Another monumental case was that of Competition Commission v Fungs E&M Engineering Company and Others  HKCT 3 (CTEA 2/2017), wherein the tribunal had found that 10 decorating companies had violated the Competition Ordinance under the First Conduct Rule by fixing prices and dividing up markets amongst each other. The Tribunal had found that the companies had divided up areas of three buildings in a public rental housing estate (which they were tasked to renovate), to the extent that they had divided up separate floors amongst each other. It was found by the court that the companies would refuse business from tenants of floors that they were not responsible for, a decision that they made amongst themselves with no oversight, whilst in fact, they were supposed to work together on all facets of the renovation.
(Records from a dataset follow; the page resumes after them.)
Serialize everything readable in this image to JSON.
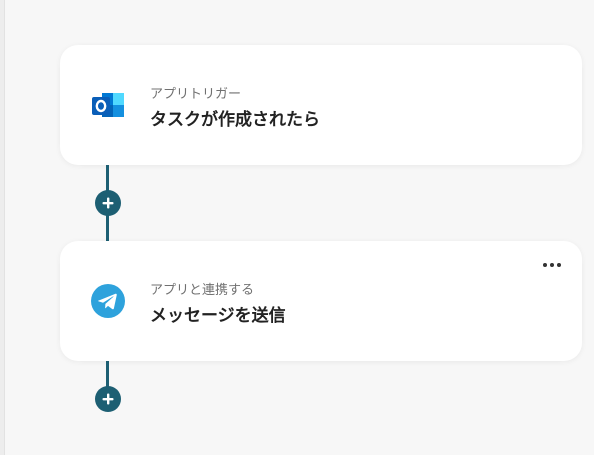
{
  "flow": {
    "steps": [
      {
        "subtitle": "アプリトリガー",
        "title": "タスクが作成されたら",
        "icon": "outlook-icon"
      },
      {
        "subtitle": "アプリと連携する",
        "title": "メッセージを送信",
        "icon": "telegram-icon"
      }
    ]
  },
  "colors": {
    "connector": "#1d5f73",
    "outlook": "#0a64c9",
    "telegram": "#2ea2dc"
  },
  "icons": {
    "add": "plus-icon",
    "more": "more-dots-icon"
  }
}
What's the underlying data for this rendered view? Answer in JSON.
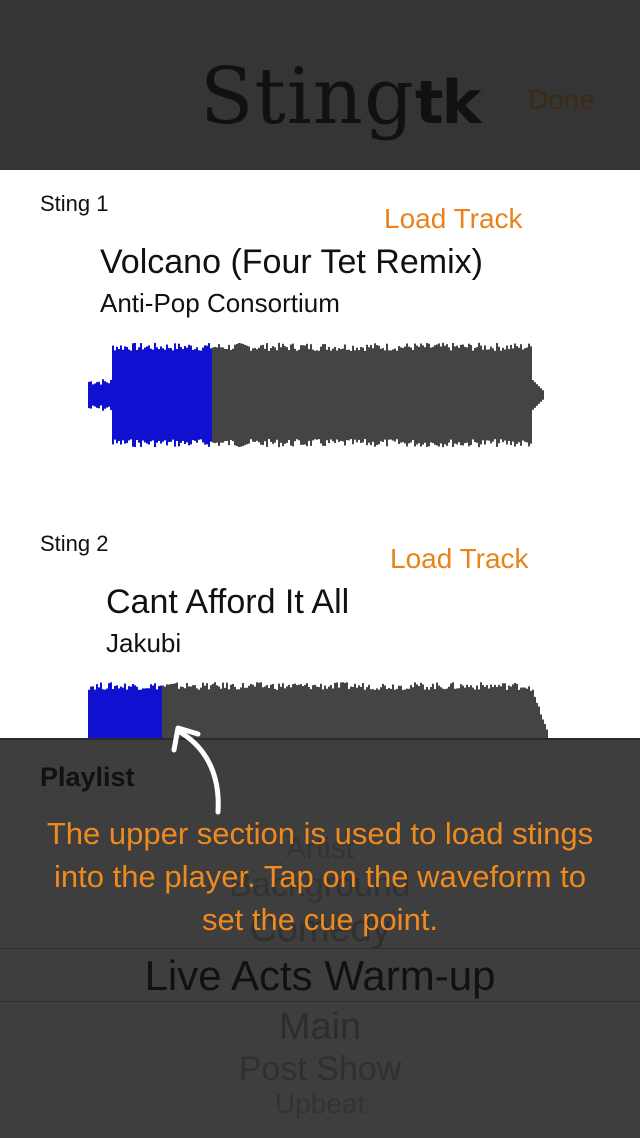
{
  "header": {
    "logo_main": "Sting",
    "logo_tk": "tk",
    "done_label": "Done"
  },
  "stings": [
    {
      "label": "Sting 1",
      "load_label": "Load Track",
      "title": "Volcano (Four Tet Remix)",
      "artist": "Anti-Pop Consortium",
      "played_fraction": 0.27
    },
    {
      "label": "Sting 2",
      "load_label": "Load Track",
      "title": "Cant Afford It All",
      "artist": "Jakubi",
      "played_fraction": 0.16
    }
  ],
  "playlist": {
    "label": "Playlist",
    "items": [
      "Artist",
      "Background",
      "Comedy"
    ],
    "selected": "Live Acts Warm-up",
    "items_after": [
      "Main",
      "Post Show",
      "Upbeat"
    ]
  },
  "tooltip": {
    "text": "The upper section is used to load stings into the player. Tap on the waveform to set the cue point."
  },
  "colors": {
    "accent": "#e8831c",
    "waveform_played": "#1010d0",
    "waveform_unplayed": "#444444"
  }
}
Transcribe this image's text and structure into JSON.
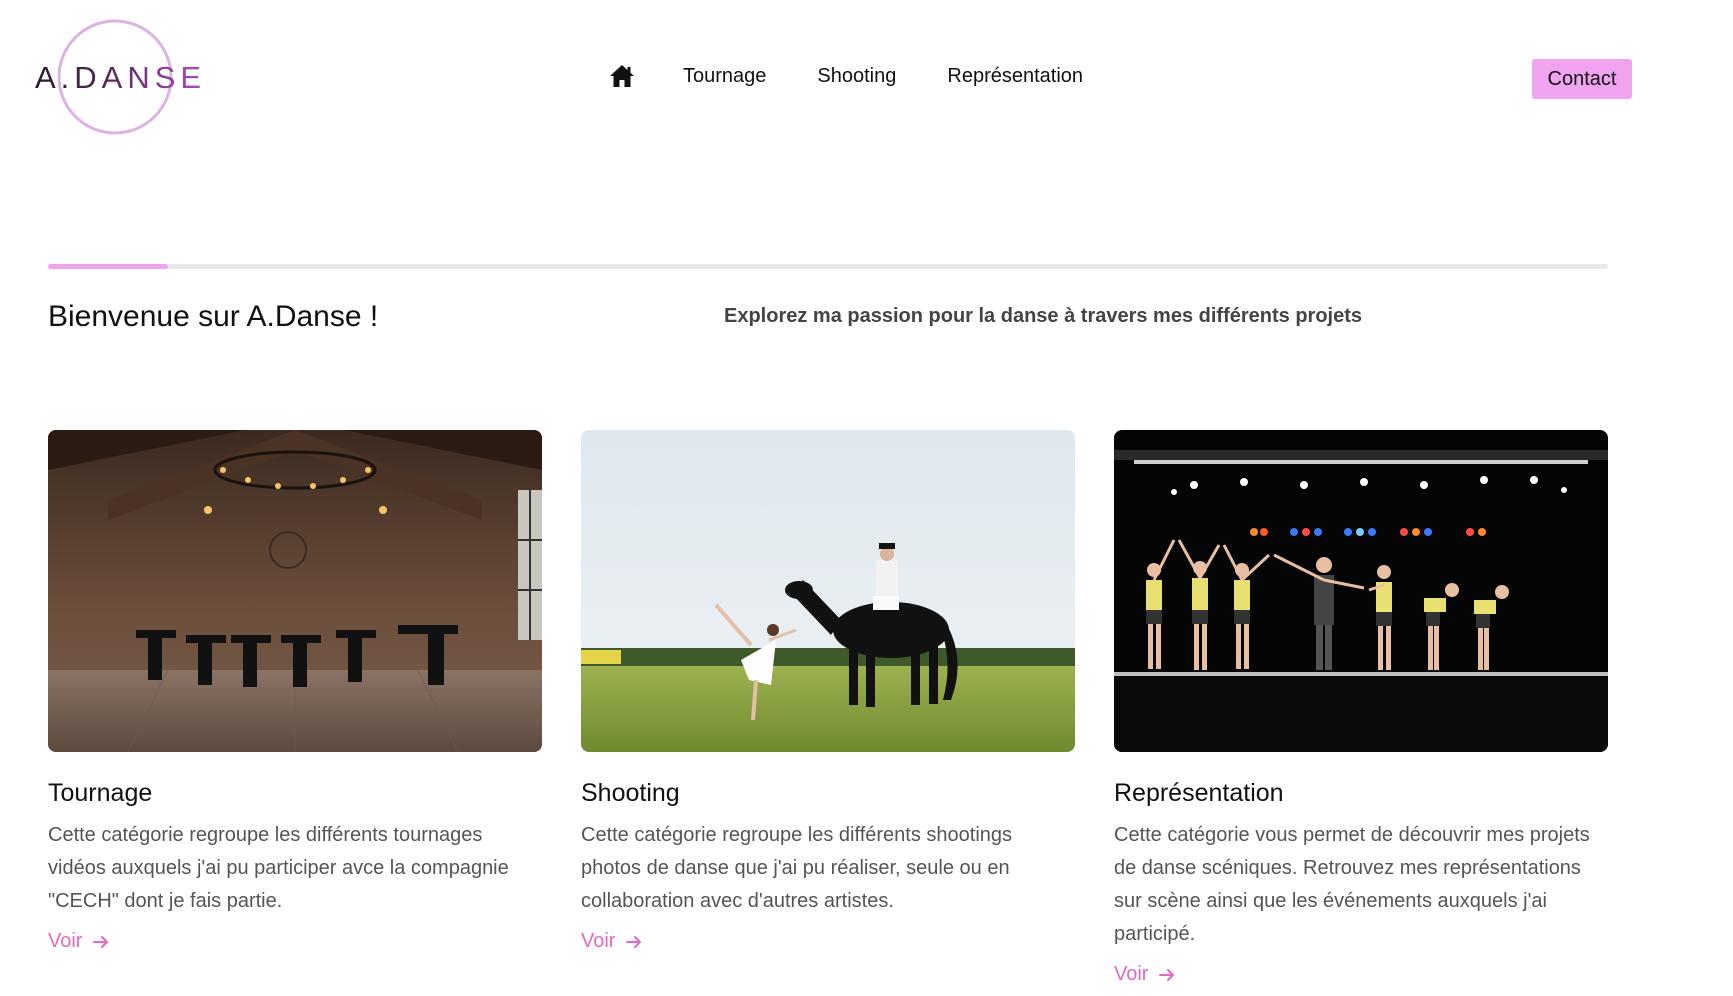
{
  "brand": {
    "logo_text": "A.DANSE",
    "accent_color": "#f0a4f0",
    "link_color": "#e36ac2"
  },
  "nav": {
    "home_icon": "home-icon",
    "items": [
      {
        "label": "Tournage"
      },
      {
        "label": "Shooting"
      },
      {
        "label": "Représentation"
      }
    ],
    "contact_label": "Contact"
  },
  "hero": {
    "progress": 0.077,
    "title": "Bienvenue sur A.Danse !",
    "subtitle": "Explorez ma passion pour la danse à travers mes différents projets"
  },
  "cards": [
    {
      "title": "Tournage",
      "description": "Cette catégorie regroupe les différents tournages vidéos auxquels j'ai pu participer avce la compagnie \"CECH\" dont je fais partie.",
      "link_label": "Voir"
    },
    {
      "title": "Shooting",
      "description": "Cette catégorie regroupe les différents shootings photos de danse que j'ai pu réaliser, seule ou en collaboration avec d'autres artistes.",
      "link_label": "Voir"
    },
    {
      "title": "Représentation",
      "description": "Cette catégorie vous permet de découvrir mes projets de danse scéniques. Retrouvez mes représentations sur scène ainsi que les événements auxquels j'ai participé.",
      "link_label": "Voir"
    }
  ]
}
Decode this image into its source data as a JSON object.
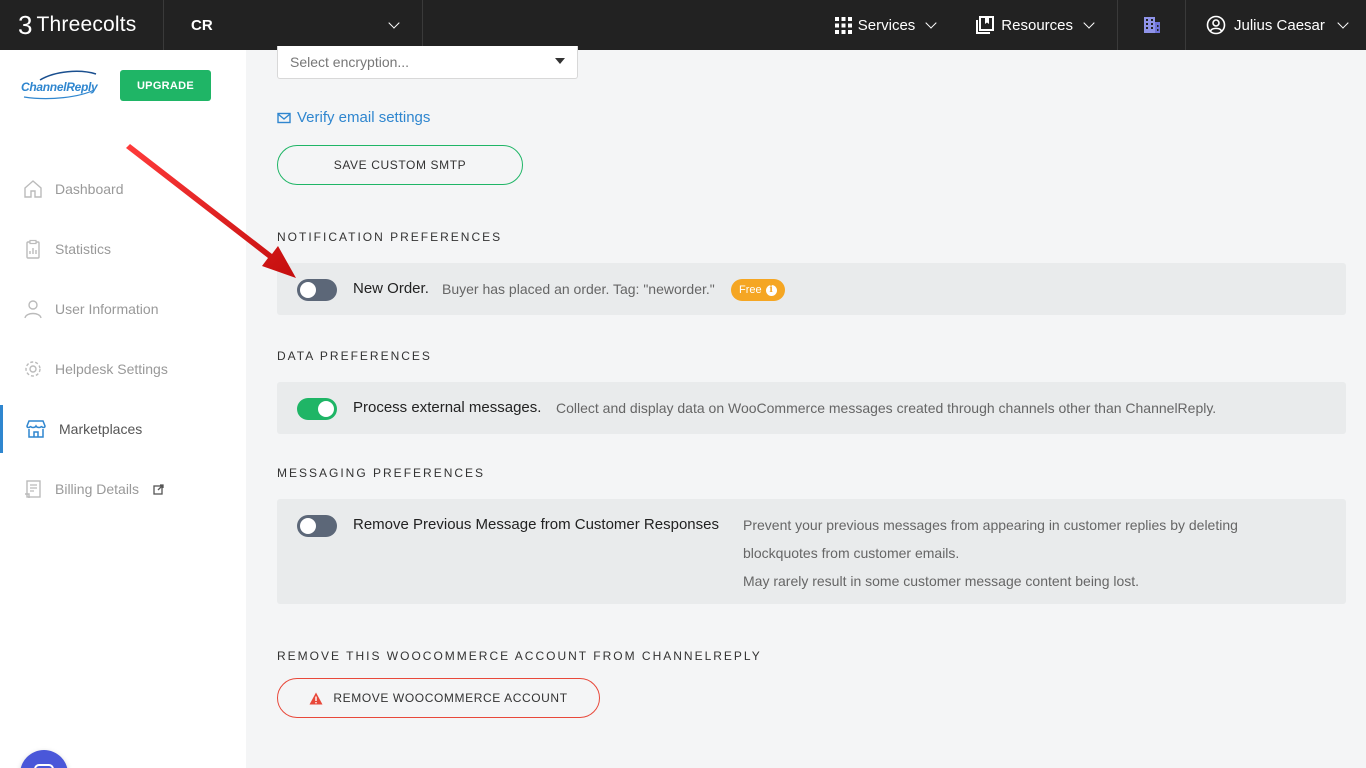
{
  "topbar": {
    "brand_mark": "3",
    "brand": "Threecolts",
    "account": "CR",
    "services": "Services",
    "resources": "Resources",
    "user": "Julius Caesar"
  },
  "sidebar": {
    "brand": "ChannelReply",
    "upgrade": "UPGRADE",
    "items": [
      {
        "label": "Dashboard",
        "icon": "home-icon"
      },
      {
        "label": "Statistics",
        "icon": "clipboard-chart-icon"
      },
      {
        "label": "User Information",
        "icon": "user-icon"
      },
      {
        "label": "Helpdesk Settings",
        "icon": "gear-icon"
      },
      {
        "label": "Marketplaces",
        "icon": "store-icon",
        "active": true
      },
      {
        "label": "Billing Details",
        "icon": "invoice-icon"
      }
    ]
  },
  "main": {
    "encryption": {
      "placeholder": "Select encryption..."
    },
    "verify_link": "Verify email settings",
    "save_smtp": "SAVE CUSTOM SMTP",
    "notification": {
      "title": "NOTIFICATION PREFERENCES",
      "new_order": {
        "label": "New Order.",
        "desc": "Buyer has placed an order. Tag: \"neworder.\"",
        "badge": "Free",
        "enabled": false
      }
    },
    "data": {
      "title": "DATA PREFERENCES",
      "external": {
        "label": "Process external messages.",
        "desc": "Collect and display data on WooCommerce messages created through channels other than ChannelReply.",
        "enabled": true
      }
    },
    "messaging": {
      "title": "MESSAGING PREFERENCES",
      "remove_prev": {
        "label": "Remove Previous Message from Customer Responses",
        "desc_line1": "Prevent your previous messages from appearing in customer replies by deleting",
        "desc_line2": "blockquotes from customer emails.",
        "desc_line3": "May rarely result in some customer message content being lost.",
        "enabled": false
      }
    },
    "remove_section": {
      "title": "REMOVE THIS WOOCOMMERCE ACCOUNT FROM CHANNELREPLY",
      "button": "REMOVE WOOCOMMERCE ACCOUNT"
    }
  },
  "colors": {
    "accent_green": "#1fb566",
    "link_blue": "#2f86cf",
    "danger_red": "#e8483a",
    "badge_orange": "#f5a623",
    "annotation_arrow": "#e01b1b"
  }
}
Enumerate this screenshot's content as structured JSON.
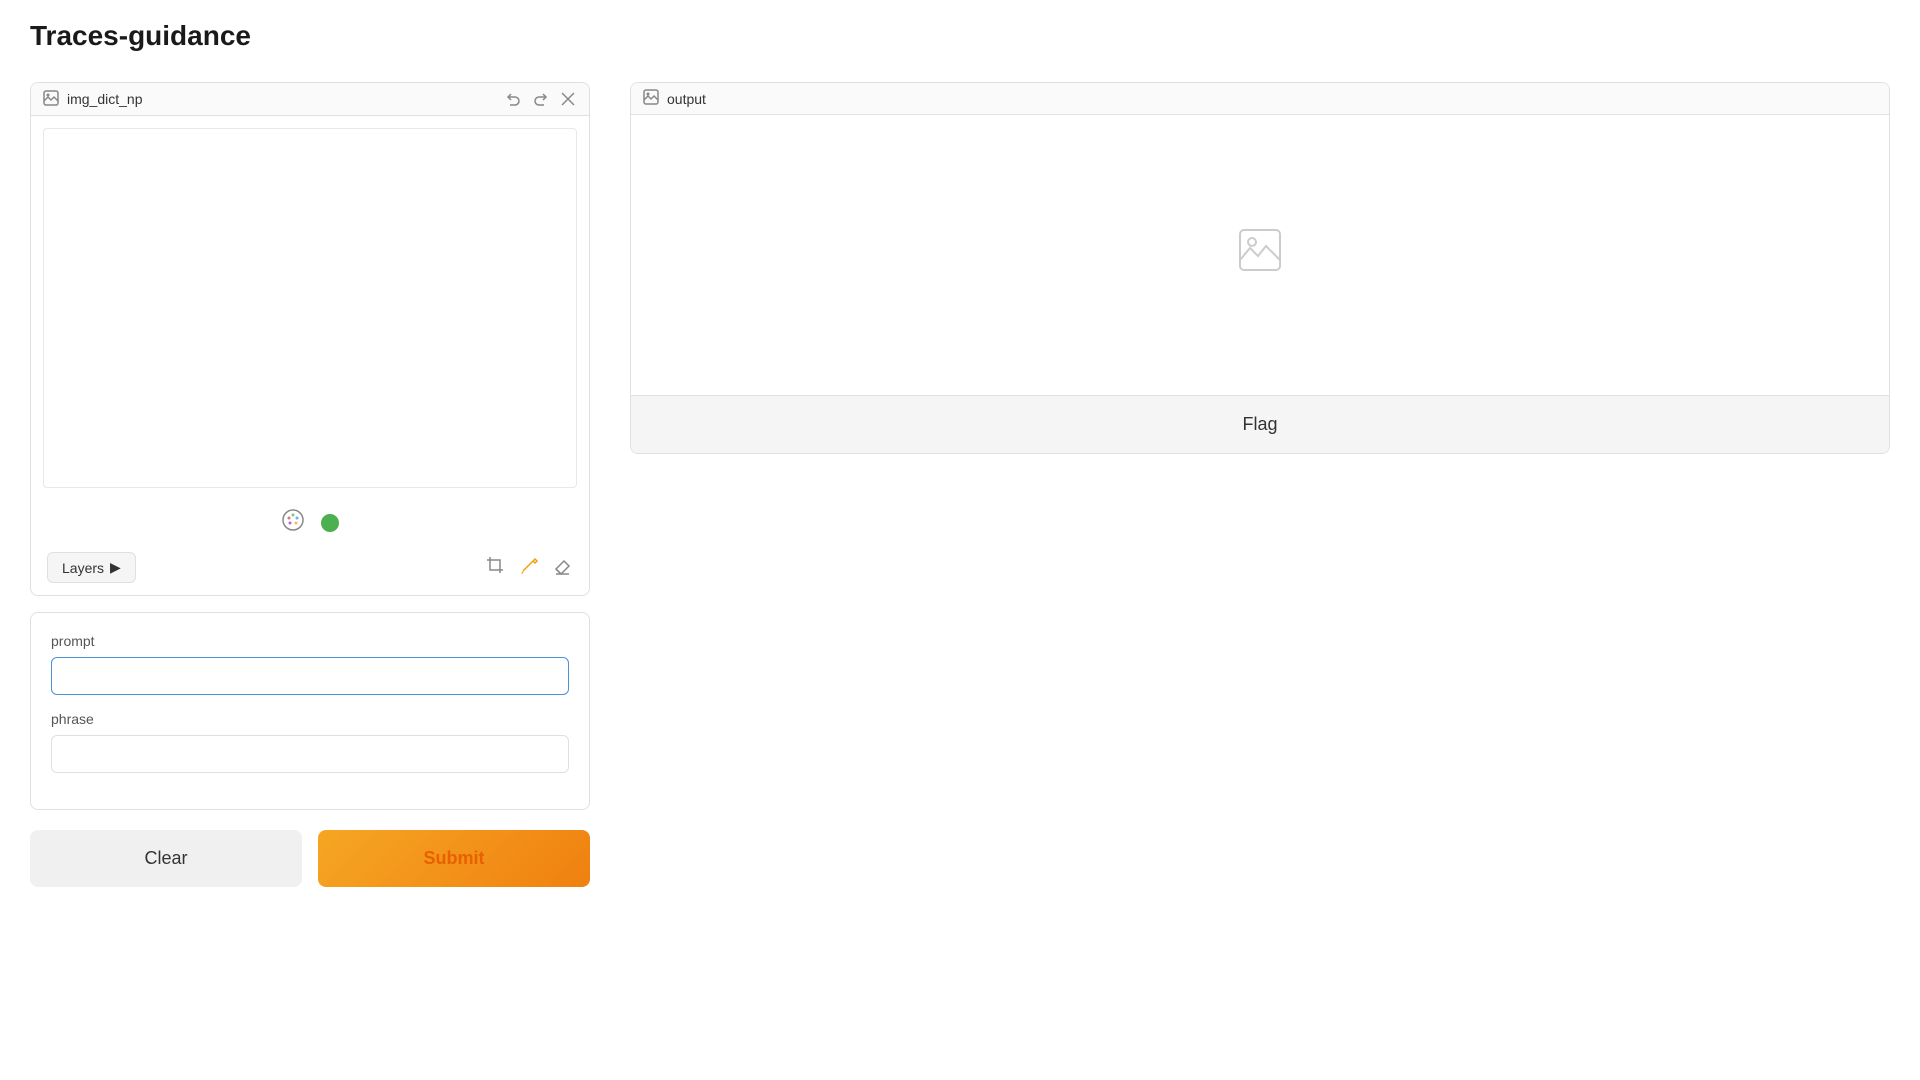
{
  "page": {
    "title": "Traces-guidance"
  },
  "left_card": {
    "title": "img_dict_np",
    "title_icon": "image-icon",
    "actions": {
      "undo_label": "↺",
      "redo_label": "↻",
      "close_label": "✕"
    }
  },
  "toolbar": {
    "palette_icon": "🎨",
    "green_dot_color": "#4caf50",
    "layers_label": "Layers",
    "layers_arrow": "▶",
    "crop_icon": "crop",
    "brush_icon": "brush",
    "eraser_icon": "eraser"
  },
  "form": {
    "prompt_label": "prompt",
    "prompt_placeholder": "",
    "phrase_label": "phrase",
    "phrase_placeholder": "",
    "clear_label": "Clear",
    "submit_label": "Submit"
  },
  "output_card": {
    "title": "output",
    "title_icon": "image-icon"
  },
  "flag_button": {
    "label": "Flag"
  }
}
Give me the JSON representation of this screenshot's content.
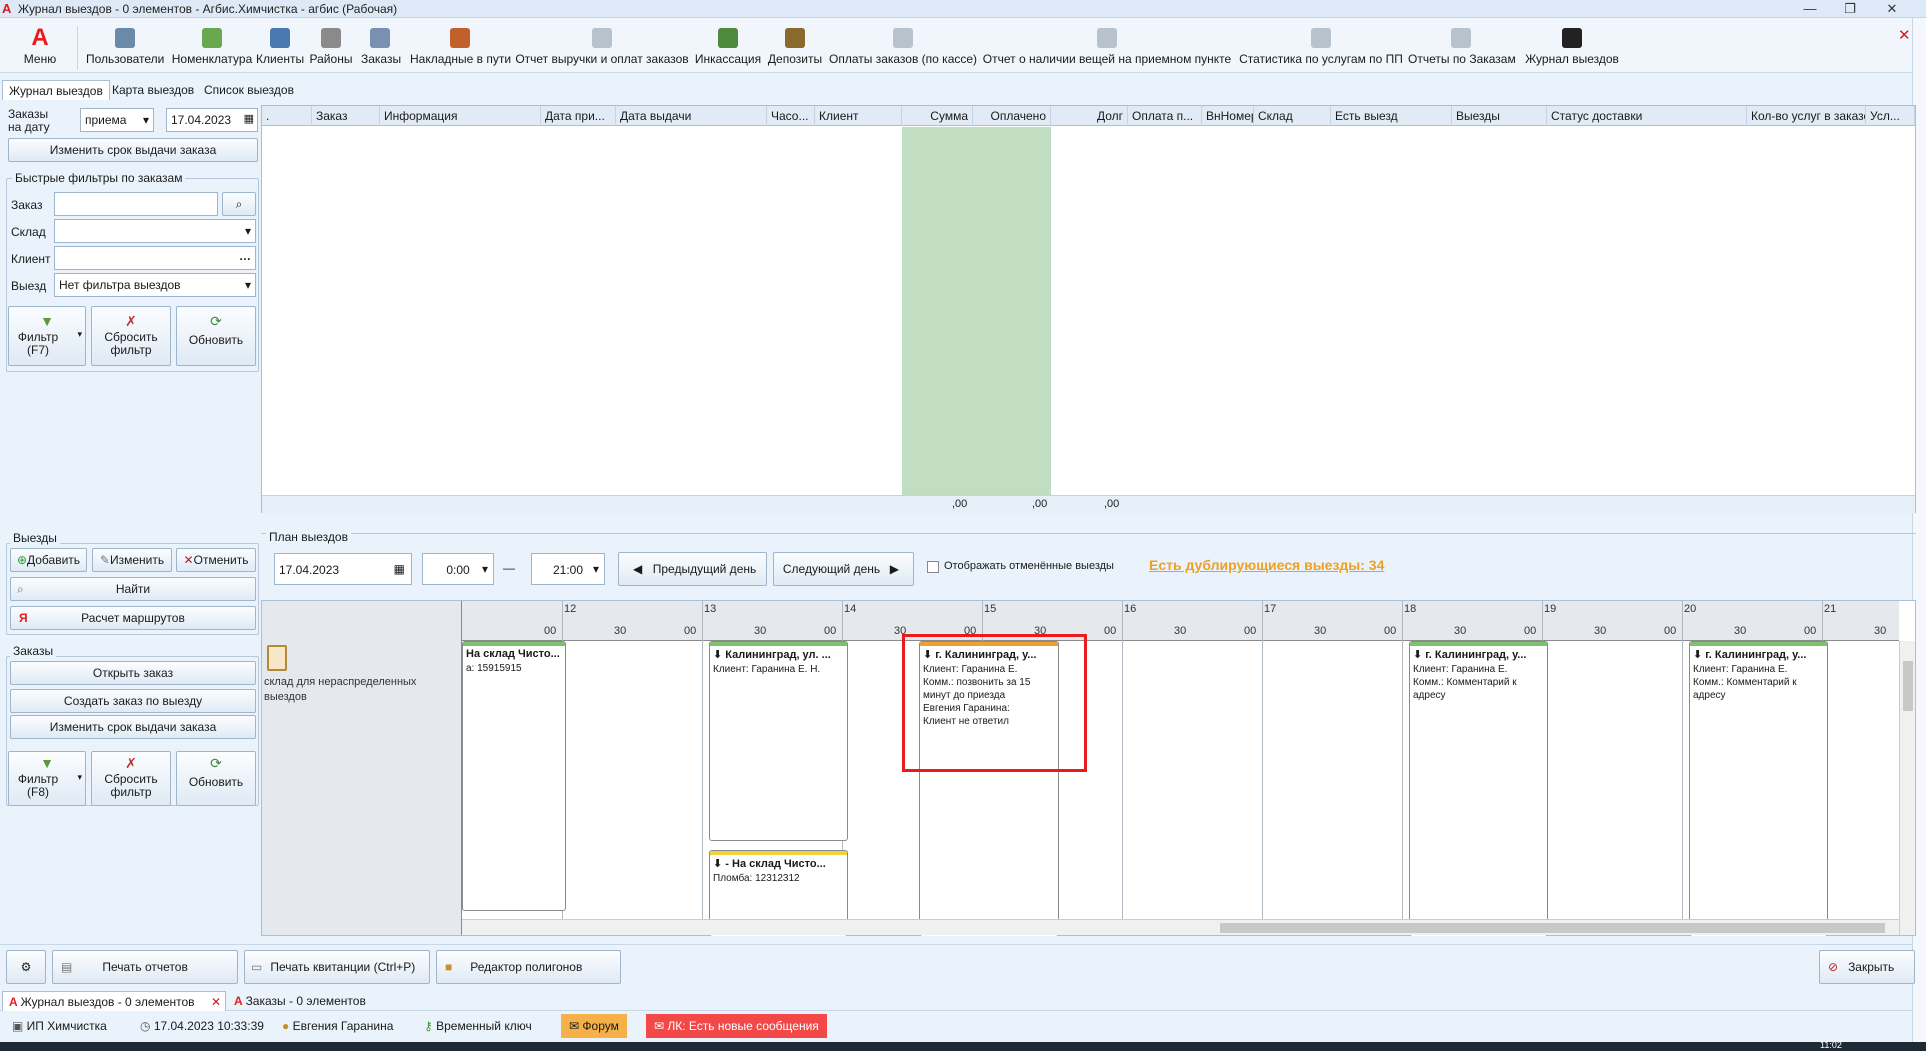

It can be seen from the aforementioned case laws that soon, Hong Kong will build up its exclusive legal precedents over time to tackle offences pertaining to Competition Law. However, as the competition laws in Hong Kong are still in their infancy, the Tribunal still refers to EU case law for its precedents. This highlights that Hong Kong’s competition law practice would still need to maintain an international outlook for the years to come.